2- I'd like to see recruits have differing potentials -- anyone could become a 'peasant' troop, many could become 'normal' troops, some could become 'skilled' troops, but few could become 'exceptional' troops. Training would bring out these inherent skill levels, not increase someone from one skill category up into the next -- ie no matter how much I train or what resources I have access to I'll never be a Michael Jordan or Muhammad Ali.
Combining these 2 ideas, I'd like to think that large armies of exceptional troops would not be possible, as they require exceptional people who, being exceptional, are in relatively short supply. No amount of training time, resources, technology, etc. could enable this.
But that forces you to field armies of troops of all sorts and quality.
First -- what's wrong with that? It adds choices which is good game design. Second, it doesn't force anything as you can freely choose to only use a certain unit(s). It may put you at some disadvantage to do so as you'd be deliberately restricting yourself, but tactics/strategies may even the field.
The best strategy would be to train all your exceptional recruits first, and work your way down the list...
Let's assume exceptional units take special buildings and/or special training and/or special resources and/or longer time. Will you go with no troops while you're recruiting/training your exceptionals, all the while defenseless (troopwise)? That would put you at great risk to an early 'rush'.
That's a little better than when the best strategy is just to mass produce your most powerful troops...
You wouldn't be able to mass produce exceptionals -- remember limits on troop numbers.
Let's say your population could support 1000 troops total, and 10% have exceptional potential. The choice wouldn't be 1000 exceptionals or 1000 normal troops, the best you could do is 900 normal troops (starting relatively soon) and 100 exceptionals (starting relatively slowly). This suggestion would prevent ending up with 1000 exceptionals (or any number > 100).

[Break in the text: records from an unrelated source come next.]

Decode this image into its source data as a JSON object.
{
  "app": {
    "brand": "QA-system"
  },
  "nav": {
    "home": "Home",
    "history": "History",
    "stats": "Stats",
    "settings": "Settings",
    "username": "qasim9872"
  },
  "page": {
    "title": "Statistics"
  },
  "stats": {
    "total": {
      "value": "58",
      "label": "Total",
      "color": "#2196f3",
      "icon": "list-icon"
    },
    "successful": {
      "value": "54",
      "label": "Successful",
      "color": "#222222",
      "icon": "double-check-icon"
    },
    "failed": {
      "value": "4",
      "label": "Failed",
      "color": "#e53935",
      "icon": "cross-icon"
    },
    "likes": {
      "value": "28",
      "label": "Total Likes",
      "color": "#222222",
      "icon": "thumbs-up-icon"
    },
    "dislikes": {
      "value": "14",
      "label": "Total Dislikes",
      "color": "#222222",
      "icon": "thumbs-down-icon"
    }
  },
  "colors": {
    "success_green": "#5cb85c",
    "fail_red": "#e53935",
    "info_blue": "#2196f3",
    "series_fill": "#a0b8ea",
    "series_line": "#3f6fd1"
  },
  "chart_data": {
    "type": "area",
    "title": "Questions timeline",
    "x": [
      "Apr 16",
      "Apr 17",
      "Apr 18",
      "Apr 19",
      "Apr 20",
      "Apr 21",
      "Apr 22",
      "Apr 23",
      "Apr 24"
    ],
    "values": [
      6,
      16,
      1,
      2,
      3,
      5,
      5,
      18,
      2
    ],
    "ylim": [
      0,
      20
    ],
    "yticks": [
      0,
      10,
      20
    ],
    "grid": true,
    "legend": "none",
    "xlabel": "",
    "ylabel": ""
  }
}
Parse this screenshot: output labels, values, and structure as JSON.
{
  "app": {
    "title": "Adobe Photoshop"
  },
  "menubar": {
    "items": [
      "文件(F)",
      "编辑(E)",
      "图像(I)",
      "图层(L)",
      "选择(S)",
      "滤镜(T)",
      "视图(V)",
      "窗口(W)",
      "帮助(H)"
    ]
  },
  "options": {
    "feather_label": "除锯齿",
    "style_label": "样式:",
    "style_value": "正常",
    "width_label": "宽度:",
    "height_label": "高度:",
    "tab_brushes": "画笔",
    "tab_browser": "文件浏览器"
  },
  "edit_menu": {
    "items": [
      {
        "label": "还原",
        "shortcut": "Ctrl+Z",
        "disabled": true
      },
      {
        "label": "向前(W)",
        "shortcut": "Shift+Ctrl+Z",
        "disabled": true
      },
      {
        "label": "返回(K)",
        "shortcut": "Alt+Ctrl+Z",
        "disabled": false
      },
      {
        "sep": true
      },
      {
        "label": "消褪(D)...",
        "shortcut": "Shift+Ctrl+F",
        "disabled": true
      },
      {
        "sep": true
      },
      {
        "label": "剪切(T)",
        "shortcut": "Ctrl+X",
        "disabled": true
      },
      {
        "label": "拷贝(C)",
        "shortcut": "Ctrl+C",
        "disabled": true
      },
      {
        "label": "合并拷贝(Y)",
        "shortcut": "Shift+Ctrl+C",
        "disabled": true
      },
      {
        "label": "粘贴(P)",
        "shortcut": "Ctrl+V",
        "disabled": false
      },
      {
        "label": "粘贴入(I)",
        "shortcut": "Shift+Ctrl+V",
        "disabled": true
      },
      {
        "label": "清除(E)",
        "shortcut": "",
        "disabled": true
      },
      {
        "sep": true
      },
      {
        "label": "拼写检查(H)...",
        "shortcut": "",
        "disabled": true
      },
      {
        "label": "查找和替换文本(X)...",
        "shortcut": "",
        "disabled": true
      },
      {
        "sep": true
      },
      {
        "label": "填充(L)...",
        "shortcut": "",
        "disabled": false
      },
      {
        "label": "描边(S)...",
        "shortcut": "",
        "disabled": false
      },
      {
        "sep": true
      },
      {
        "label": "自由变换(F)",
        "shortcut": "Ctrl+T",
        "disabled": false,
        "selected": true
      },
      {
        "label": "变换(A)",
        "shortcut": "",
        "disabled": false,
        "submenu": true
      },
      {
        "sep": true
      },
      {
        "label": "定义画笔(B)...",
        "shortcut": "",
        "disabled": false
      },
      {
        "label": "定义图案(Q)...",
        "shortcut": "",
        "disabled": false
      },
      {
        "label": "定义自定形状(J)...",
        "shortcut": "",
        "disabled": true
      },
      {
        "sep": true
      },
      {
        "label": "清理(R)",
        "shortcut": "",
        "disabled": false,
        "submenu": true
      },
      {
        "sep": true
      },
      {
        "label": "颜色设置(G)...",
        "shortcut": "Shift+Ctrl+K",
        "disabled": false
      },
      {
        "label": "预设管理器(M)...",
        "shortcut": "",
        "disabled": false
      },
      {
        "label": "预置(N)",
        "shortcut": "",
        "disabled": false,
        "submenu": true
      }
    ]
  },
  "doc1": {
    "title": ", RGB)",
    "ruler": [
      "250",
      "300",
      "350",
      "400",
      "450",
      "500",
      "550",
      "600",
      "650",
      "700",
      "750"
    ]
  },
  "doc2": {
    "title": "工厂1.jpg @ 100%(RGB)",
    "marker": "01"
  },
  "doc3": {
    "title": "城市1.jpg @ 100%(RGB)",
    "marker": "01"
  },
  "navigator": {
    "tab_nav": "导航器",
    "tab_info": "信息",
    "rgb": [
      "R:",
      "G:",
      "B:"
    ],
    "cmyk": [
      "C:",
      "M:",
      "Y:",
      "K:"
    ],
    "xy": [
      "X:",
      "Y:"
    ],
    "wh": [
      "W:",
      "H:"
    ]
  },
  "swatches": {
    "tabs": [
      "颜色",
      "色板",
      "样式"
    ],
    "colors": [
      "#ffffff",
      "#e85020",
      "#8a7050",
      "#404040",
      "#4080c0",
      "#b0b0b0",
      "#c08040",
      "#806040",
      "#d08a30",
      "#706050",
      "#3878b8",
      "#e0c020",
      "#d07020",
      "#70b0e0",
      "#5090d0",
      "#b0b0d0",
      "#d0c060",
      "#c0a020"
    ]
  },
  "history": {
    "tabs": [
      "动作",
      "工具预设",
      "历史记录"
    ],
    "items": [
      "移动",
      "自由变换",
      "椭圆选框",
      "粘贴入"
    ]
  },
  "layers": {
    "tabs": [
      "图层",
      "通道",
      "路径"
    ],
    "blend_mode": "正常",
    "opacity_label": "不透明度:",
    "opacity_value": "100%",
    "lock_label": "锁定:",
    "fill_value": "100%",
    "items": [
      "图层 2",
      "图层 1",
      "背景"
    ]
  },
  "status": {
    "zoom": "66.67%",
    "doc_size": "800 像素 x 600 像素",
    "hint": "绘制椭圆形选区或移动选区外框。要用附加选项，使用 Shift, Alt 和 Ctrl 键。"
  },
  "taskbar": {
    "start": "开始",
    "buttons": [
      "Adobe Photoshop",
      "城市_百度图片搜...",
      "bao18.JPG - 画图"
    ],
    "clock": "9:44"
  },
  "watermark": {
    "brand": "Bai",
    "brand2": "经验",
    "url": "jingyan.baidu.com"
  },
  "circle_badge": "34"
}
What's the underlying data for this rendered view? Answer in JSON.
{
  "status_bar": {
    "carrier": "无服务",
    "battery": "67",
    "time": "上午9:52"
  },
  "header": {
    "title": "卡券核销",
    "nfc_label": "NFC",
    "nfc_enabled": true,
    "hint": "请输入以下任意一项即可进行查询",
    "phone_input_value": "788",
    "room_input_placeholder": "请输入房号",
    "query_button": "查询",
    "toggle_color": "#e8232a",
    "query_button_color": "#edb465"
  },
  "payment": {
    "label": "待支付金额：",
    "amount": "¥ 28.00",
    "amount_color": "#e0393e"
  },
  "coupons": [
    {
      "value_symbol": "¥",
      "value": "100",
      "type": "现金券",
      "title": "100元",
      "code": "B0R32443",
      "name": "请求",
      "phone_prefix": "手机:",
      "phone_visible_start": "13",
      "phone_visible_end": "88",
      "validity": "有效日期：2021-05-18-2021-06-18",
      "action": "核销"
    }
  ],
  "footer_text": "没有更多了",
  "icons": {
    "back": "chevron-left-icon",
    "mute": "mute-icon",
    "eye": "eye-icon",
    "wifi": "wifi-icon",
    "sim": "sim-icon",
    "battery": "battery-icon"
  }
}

I don't think it's worth settling for that when it seems perfectly well within reach to have a combat system that allows all sorts of viable strategies when it comes to populating your army.
Differing skill potentials does not preclude/limit strategies for customizing armies, it does the opposite -- adds choices which is good game design.
Let's asusme there'll be some sort of rock/paper/scissors aspect (pikemen advantage vs cavalry, or firemage advantage vs cold), this would add another, similar, dimension -- large numbers of less-skilled vs. small numbers of skilled, multiplying options/choices.
It's also 'realistic' as not everyone has the same potential skills, and training can only bring one up to one's potential.